24 de agosto de 2026
Irã afirma que novas sanções ameaçadas pelos EUA fracassarão | CNN Brasil

O ministro das Relações Exteriores do Irã, Abbas Araqchi, rejeitou neste domingo (23) as recentes ameaças dos Estados Unidos de impor novas sanções. De acordo com Araqchi, esses anúncios são meramente um reflexo do desespero americano e as novas restrições não conseguirão debilitar Teerã.

Sanções Mais Duras em Vista

O secretário do Tesouro dos EUA, Scott Bessent, que está programado para realizar uma coletiva na segunda-feira (24), mencionou que pretende implementar “as sanções mais severas da história” contra o Irã. A economia iraniana já enfrenta uma crise profunda devido a sanções anteriores, e sua infraestrutura sofreu danos significativos com ataques reiterados.

Desde o ataque dos EUA e Israel em 28 de fevereiro, milhares de pessoas perderam a vida em bombardeios que afetam a República Islâmica.

Desafios de Teerã

Apesar da situação crítica, a resistência de Teerã permanece firme. Após quase seis meses de conflito, o Irã conseguiu praticamente paralisar o tráfego marítimo no Estreito de Ormuz, uma rota crucial para o transporte global de petróleo. Teerã se nega a permitir a passagem de petroleiros que não tenham autorização, fator que tem contribuído para a alta nos preços do petróleo ao redor do mundo.

Aperto nas Relações Diplomáticas

Em um vídeo publicado no Telegram, Araqchi comentou sobre o que chamou de “cenários repetitivos”, enfatizando que a mudança nas ações dos Estados Unidos, de operações militares para planos antigos, revela um estado de desespero por parte deles. Ele destacou a importância de um diálogo respeitoso entre Washington e Teerã, visando encontrar uma “solução justa e honrada” para as questões em disputa.

A Indiferença ao Medo

“Nunca tivemos medo. Todas as suas ações — sejam bloqueios ou outras medidas militares — falharam, e essa nova tentativa também não terá sucesso”, afirmou Araqchi, demonstrando confiança nas capacidades do Irã de resistir à pressão externa.

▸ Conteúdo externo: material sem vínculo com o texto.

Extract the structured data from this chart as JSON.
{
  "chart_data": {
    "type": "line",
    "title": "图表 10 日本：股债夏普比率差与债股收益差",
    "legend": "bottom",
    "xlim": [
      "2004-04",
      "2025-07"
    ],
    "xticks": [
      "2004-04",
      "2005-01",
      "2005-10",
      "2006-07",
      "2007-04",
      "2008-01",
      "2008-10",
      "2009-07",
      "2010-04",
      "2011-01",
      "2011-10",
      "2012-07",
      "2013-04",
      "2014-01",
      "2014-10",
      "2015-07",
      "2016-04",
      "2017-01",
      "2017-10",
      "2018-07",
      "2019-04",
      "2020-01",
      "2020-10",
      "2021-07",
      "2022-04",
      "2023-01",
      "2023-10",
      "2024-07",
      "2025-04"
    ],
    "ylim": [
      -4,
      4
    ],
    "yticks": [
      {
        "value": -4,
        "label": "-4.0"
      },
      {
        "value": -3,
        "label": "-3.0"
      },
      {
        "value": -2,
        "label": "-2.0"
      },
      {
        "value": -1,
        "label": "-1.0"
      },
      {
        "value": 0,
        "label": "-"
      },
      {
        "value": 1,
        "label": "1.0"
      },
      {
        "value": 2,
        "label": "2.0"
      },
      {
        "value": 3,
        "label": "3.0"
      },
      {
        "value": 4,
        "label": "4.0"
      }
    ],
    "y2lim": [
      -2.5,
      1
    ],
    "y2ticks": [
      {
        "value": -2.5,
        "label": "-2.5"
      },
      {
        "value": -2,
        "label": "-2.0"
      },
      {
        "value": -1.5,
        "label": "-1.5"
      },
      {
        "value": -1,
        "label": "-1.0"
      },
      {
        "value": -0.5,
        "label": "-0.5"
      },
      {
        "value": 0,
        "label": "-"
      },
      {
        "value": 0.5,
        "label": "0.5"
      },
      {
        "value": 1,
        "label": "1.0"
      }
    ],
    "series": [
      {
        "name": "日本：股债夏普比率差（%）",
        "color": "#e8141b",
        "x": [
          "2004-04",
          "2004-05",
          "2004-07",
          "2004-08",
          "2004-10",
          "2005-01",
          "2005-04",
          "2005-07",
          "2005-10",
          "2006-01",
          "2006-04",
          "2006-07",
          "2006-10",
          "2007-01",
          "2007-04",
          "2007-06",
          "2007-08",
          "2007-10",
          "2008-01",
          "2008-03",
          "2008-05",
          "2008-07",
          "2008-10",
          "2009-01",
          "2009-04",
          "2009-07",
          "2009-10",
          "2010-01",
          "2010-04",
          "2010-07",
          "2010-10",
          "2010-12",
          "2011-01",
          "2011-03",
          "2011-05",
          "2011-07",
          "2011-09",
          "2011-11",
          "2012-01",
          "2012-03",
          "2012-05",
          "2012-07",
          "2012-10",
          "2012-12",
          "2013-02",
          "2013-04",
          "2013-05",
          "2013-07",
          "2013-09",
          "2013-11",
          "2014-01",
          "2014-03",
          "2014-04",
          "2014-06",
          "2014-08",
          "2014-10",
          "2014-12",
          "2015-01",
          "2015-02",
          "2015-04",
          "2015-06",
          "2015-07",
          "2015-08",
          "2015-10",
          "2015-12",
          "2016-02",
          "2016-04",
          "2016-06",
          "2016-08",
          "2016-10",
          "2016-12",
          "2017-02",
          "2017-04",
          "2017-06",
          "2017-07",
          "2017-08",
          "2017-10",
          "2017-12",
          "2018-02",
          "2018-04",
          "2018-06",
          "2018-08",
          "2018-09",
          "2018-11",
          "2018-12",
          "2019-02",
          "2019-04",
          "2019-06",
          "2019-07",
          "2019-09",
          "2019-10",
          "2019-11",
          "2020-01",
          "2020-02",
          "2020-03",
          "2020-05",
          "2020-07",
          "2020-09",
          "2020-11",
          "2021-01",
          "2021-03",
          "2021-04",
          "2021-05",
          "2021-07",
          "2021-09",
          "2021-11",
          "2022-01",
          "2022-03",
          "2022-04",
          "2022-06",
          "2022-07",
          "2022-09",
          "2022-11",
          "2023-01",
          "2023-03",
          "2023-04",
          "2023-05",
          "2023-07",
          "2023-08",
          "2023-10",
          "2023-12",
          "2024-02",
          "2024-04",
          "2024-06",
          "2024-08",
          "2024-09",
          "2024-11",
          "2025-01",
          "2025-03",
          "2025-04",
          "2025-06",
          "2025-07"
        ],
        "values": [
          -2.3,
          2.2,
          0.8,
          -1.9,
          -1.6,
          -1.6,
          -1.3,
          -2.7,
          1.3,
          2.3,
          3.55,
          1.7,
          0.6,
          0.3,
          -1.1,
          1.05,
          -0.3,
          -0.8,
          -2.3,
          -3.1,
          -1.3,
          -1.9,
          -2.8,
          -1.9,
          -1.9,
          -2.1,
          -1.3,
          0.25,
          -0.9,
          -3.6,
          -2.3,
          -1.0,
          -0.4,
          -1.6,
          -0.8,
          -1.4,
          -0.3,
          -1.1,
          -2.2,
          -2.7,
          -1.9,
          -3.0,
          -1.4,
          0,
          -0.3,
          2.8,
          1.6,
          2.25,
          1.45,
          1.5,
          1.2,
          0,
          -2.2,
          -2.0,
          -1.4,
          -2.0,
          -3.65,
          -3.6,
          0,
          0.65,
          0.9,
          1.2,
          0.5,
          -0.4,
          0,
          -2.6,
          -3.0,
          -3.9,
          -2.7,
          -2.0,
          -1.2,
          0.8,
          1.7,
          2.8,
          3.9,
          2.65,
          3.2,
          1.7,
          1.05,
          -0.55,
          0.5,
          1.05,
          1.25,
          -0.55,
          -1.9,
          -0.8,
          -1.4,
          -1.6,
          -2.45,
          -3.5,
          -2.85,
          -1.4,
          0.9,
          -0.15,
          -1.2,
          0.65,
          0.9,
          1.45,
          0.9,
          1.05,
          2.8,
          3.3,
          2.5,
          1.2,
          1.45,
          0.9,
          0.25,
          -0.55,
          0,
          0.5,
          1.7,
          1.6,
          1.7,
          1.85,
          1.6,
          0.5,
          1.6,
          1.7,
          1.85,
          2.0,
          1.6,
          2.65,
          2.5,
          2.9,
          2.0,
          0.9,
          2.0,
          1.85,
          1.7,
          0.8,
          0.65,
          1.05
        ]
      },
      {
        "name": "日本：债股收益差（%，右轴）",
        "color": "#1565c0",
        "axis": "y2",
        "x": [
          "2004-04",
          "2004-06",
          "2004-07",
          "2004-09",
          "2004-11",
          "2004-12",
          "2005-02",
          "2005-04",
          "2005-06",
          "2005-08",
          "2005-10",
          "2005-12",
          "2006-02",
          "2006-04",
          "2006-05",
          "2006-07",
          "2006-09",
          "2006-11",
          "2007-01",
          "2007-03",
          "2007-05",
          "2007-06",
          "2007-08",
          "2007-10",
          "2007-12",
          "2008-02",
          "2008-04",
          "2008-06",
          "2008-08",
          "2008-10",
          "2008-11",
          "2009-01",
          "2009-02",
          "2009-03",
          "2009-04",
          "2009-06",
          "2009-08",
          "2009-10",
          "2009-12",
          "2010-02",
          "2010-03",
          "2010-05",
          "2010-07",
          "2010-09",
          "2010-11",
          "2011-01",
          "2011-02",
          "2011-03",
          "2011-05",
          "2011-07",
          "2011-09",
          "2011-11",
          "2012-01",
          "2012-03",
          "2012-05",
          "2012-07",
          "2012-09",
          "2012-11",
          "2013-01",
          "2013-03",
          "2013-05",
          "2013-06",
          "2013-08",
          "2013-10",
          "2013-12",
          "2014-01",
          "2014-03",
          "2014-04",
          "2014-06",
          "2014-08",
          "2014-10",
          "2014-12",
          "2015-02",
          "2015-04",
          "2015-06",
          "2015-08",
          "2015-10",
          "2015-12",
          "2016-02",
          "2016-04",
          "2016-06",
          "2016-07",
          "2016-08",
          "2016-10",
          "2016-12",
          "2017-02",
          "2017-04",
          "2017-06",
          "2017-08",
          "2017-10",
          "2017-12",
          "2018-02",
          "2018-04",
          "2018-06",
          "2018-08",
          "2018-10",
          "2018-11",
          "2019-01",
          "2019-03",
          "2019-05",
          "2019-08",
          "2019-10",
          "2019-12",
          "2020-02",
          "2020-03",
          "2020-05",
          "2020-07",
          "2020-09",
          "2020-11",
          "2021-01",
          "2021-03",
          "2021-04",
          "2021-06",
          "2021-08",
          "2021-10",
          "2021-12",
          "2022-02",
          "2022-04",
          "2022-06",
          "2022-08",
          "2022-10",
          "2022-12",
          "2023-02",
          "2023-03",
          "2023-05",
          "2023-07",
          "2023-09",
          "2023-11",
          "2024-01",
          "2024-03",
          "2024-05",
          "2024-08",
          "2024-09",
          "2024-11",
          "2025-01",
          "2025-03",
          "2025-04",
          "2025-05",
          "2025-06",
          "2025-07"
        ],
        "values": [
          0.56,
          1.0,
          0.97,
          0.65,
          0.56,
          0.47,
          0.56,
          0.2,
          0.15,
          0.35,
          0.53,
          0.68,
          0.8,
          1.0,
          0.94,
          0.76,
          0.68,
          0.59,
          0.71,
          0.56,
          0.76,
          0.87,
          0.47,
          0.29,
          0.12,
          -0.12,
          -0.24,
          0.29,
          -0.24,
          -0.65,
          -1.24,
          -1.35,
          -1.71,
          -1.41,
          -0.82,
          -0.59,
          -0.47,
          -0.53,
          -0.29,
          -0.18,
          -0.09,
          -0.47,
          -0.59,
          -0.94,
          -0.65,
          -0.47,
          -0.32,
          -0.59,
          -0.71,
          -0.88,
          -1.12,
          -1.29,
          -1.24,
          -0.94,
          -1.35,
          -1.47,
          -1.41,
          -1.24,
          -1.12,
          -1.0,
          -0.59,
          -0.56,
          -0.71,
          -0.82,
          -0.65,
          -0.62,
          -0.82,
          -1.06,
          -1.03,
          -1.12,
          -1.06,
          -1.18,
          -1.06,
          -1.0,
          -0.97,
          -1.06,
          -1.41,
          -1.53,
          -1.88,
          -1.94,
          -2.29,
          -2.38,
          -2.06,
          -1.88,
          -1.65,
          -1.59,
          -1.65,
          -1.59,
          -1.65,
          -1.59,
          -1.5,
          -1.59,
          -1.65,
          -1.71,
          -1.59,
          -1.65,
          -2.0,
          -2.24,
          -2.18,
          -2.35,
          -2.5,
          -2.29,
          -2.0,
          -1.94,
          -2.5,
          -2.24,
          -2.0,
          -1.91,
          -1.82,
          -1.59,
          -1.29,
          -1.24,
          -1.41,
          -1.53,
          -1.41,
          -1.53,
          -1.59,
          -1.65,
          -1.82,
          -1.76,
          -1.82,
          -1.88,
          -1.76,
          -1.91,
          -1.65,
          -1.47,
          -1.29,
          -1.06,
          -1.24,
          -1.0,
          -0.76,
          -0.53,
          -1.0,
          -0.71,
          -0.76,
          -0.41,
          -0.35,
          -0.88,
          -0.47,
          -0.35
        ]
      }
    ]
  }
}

A Resposta dos EUA e o Papel da China

Por sua vez, o presidente dos EUA, Donald Trump, advertiu sobre possíveis consequências econômicas para qualquer nação que prestasse “qualquer tipo de apoio vital ao Irã”. Nesse contexto, Bessent apelou à China, que atualmente adquire mais de 80% do petróleo exportado pelo Irã, segundo dados de 2025 da empresa de análise Kpler, para que colabore com Washington.

Em resposta, a China defendeu a diplomacia e argumentou que a guerra econômica não seria benéfica para nenhuma das partes envolvidas.

O desenvolvimento dessa situação continua a ser monitorado, à medida que as relações entre os países se deterioram. A comunidade internacional aguarda os próximos passos na busca de um acordo que possa trazer estabilidade à região e garantir a segurança no tráfego marítimo.